C’est l’une des raisons pour lesquelles dans son protocole Recode (l’un des seuls protocoles au monde qui a permis à des patients atteints d’Alzheimer de récupérer une grande partie de leur faculté cognitive), le docteur. Dale Bredesen place le sommeil au cœur de sa stratégie.

Une de ses patiente, âgée de 66 ans s’était retrouvée à plusieurs reprises dans l’incapacité de se souvenir où elle avait garé sa voiture au parking.

En quatre mois seulement, elle a réussi à retrouver l’intégralité de ses facultés. Ses symptômes avaient disparu.
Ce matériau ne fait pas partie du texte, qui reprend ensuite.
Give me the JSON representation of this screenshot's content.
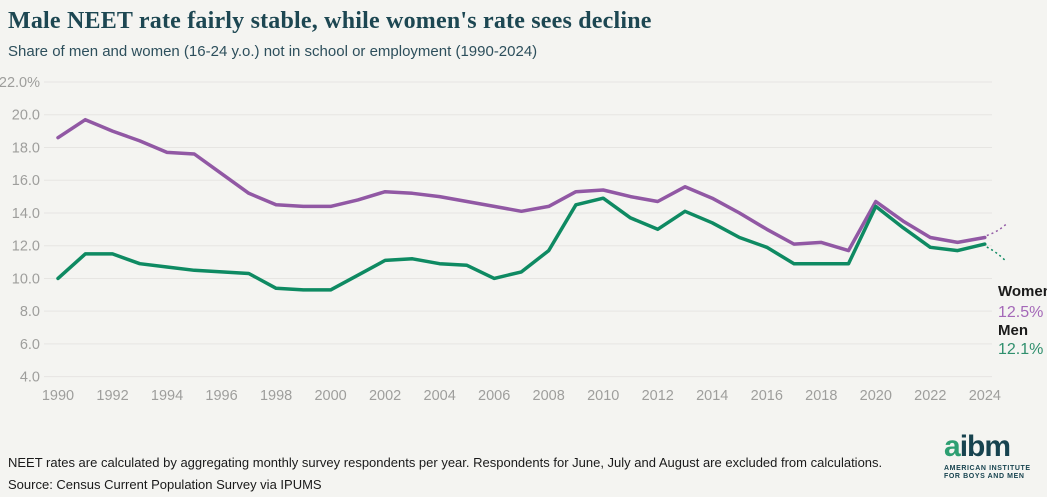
{
  "header": {
    "title": "Male NEET rate fairly stable, while women's rate sees decline",
    "subtitle": "Share of men and women (16-24 y.o.) not in school or employment (1990-2024)"
  },
  "chart_data": {
    "type": "line",
    "title": "Male NEET rate fairly stable, while women's rate sees decline",
    "subtitle": "Share of men and women (16-24 y.o.) not in school or employment (1990-2024)",
    "x": [
      1990,
      1991,
      1992,
      1993,
      1994,
      1995,
      1996,
      1997,
      1998,
      1999,
      2000,
      2001,
      2002,
      2003,
      2004,
      2005,
      2006,
      2007,
      2008,
      2009,
      2010,
      2011,
      2012,
      2013,
      2014,
      2015,
      2016,
      2017,
      2018,
      2019,
      2020,
      2021,
      2022,
      2023,
      2024
    ],
    "series": [
      {
        "name": "Women",
        "color": "#9158a4",
        "end_label": "Women",
        "end_value_label": "12.5%",
        "values": [
          18.6,
          19.7,
          19.0,
          18.4,
          17.7,
          17.6,
          16.4,
          15.2,
          14.5,
          14.4,
          14.4,
          14.8,
          15.3,
          15.2,
          15.0,
          14.7,
          14.4,
          14.1,
          14.4,
          15.3,
          15.4,
          15.0,
          14.7,
          15.6,
          14.9,
          14.0,
          13.0,
          12.1,
          12.2,
          11.7,
          14.7,
          13.5,
          12.5,
          12.2,
          12.5
        ]
      },
      {
        "name": "Men",
        "color": "#0e8a62",
        "end_label": "Men",
        "end_value_label": "12.1%",
        "values": [
          10.0,
          11.5,
          11.5,
          10.9,
          10.7,
          10.5,
          10.4,
          10.3,
          9.4,
          9.3,
          9.3,
          10.2,
          11.1,
          11.2,
          10.9,
          10.8,
          10.0,
          10.4,
          11.7,
          14.5,
          14.9,
          13.7,
          13.0,
          14.1,
          13.4,
          12.5,
          11.9,
          10.9,
          10.9,
          10.9,
          14.4,
          13.1,
          11.9,
          11.7,
          12.1
        ]
      }
    ],
    "ylim": [
      4,
      22
    ],
    "yticks": [
      22,
      20,
      18,
      16,
      14,
      12,
      10,
      8,
      6,
      4
    ],
    "ytick_labels": [
      "22.0%",
      "20.0",
      "18.0",
      "16.0",
      "14.0",
      "12.0",
      "10.0",
      "8.0",
      "6.0",
      "4.0"
    ],
    "xticks": [
      1990,
      1992,
      1994,
      1996,
      1998,
      2000,
      2002,
      2004,
      2006,
      2008,
      2010,
      2012,
      2014,
      2016,
      2018,
      2020,
      2022,
      2024
    ],
    "xtick_labels": [
      "1990",
      "1992",
      "1994",
      "1996",
      "1998",
      "2000",
      "2002",
      "2004",
      "2006",
      "2008",
      "2010",
      "2012",
      "2014",
      "2016",
      "2018",
      "2020",
      "2022",
      "2024"
    ],
    "grid": "horizontal",
    "legend_position": "right-end-labels"
  },
  "end_labels": {
    "women_name": "Women",
    "women_value": "12.5%",
    "men_name": "Men",
    "men_value": "12.1%"
  },
  "footer": {
    "note": "NEET rates are calculated by aggregating monthly survey respondents per year. Respondents for June, July and August are excluded from calculations.",
    "source": "Source: Census Current Population Survey via IPUMS"
  },
  "logo": {
    "wordmark_first": "a",
    "wordmark_rest": "ibm",
    "tagline_line1": "AMERICAN INSTITUTE",
    "tagline_line2": "FOR BOYS AND MEN"
  },
  "colors": {
    "background": "#f4f4f1",
    "gridline": "#e6e5e2",
    "axis_label": "#9e9e9c",
    "title": "#1d4752",
    "women_line": "#9158a4",
    "men_line": "#0e8a62",
    "women_value_text": "#a468b8",
    "men_value_text": "#2f8f6d",
    "logo_green": "#2d9f72",
    "logo_dark": "#17434f"
  }
}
Plusieurs années après, elle continue toujours à travailler comme analyste financière !

Entre autres changements, elle s’était mise à dormir sept à huit heures par nuit, contre quatre à cinq auparavant.

Une augmentation considérable, aidée par la prise de mélatonine, et à laquelle ont également contribué la pratique de yoga et de méditation, c’est-à-dire d’effort physique et de réduction du stress.

Si vous avez plus de 50 ans, et que votre sommeil s’est détérioré alors que vous dormiez bien lorsque vous étiez plus jeune, vous pouvez faire l’essai de mélatonine à dose faible (0,3 mg un peu après le repas du soir).

Autre exemple, dans une étude sur des souris à qui on inocule le gêne d’Alzheimer, elles ne développent la maladie que si on leur impose un mode de vie contraire à leur nature, fondé sur un apport alimentaire important, une activité physique réduite, un manque de sommeil et une absence de contacts sociaux3.

On voit que le « gaspillage de temps » comme disent certains, n’est pas toujours là où ils croient.

Geste barrière contre Alzheimer (votre patron va être furieux)

Et pour finir, abordons un dernier « indice » qui nous montre que nous sommes encore influencés par le ryhtme de la « journée préhistorique » : notre besoin de faire la sieste.

Pas question en effet là où l’humanité a vu le jour, d’aller chasser ou cueillir en pleine savane aux heures plus chaudes.

Aujourd’hui encore, à ces mêmes heures, notre programme génétique régule automatiquement à la baisse la concentration de cortisol dans le sang,

Et lutter contre ce processus, nous dit le dr Nehls, c’est « se faire plus de mal que de bien ». Caramba !

C’est d’ailleurs ce qu’a montré une étude grecque de 2007 sur près de 25 000 personnes en bonne santé : après une période d’observation de six ans, ceux qui faisaient une courte sieste avaient un taux d’infarctus réduit de 37 %4 !

Alors chaque heure de sieste est peut-être perdue du point de vue du patron d’usine du XIXème siècle, mais certainement ni pour vous, ni pour moi, ni pour notre santé cognitive.

Santé !

Gabriel Combris

 

Sources :

[1] https://books.google.fr/books?id=CvmueDGuRTIC&pg=PP80&lpg=PP80&dq=max+weber+gaspiller+son+temps&source=bl&ots=RjUvGXxCxK&sig=ACfU3U2hwOi4SvlMVuMkQ7K9iC-UciGzWQ&hl=fr&sa=X&ved=2ahUKEwjcncju57_pAhUIzoUKHUTGCygQ6AEwCnoECAwQAQ#v=onepage&q=max%20weber%20gaspiller%20son%20temps&f=false

[2] In dr. Michaels Nehls, Guérir Alzheimer, éditions Actes Sud.

[3] in Dr Michael Naehls, Guérir Alzheimer, Actes Sud p.47.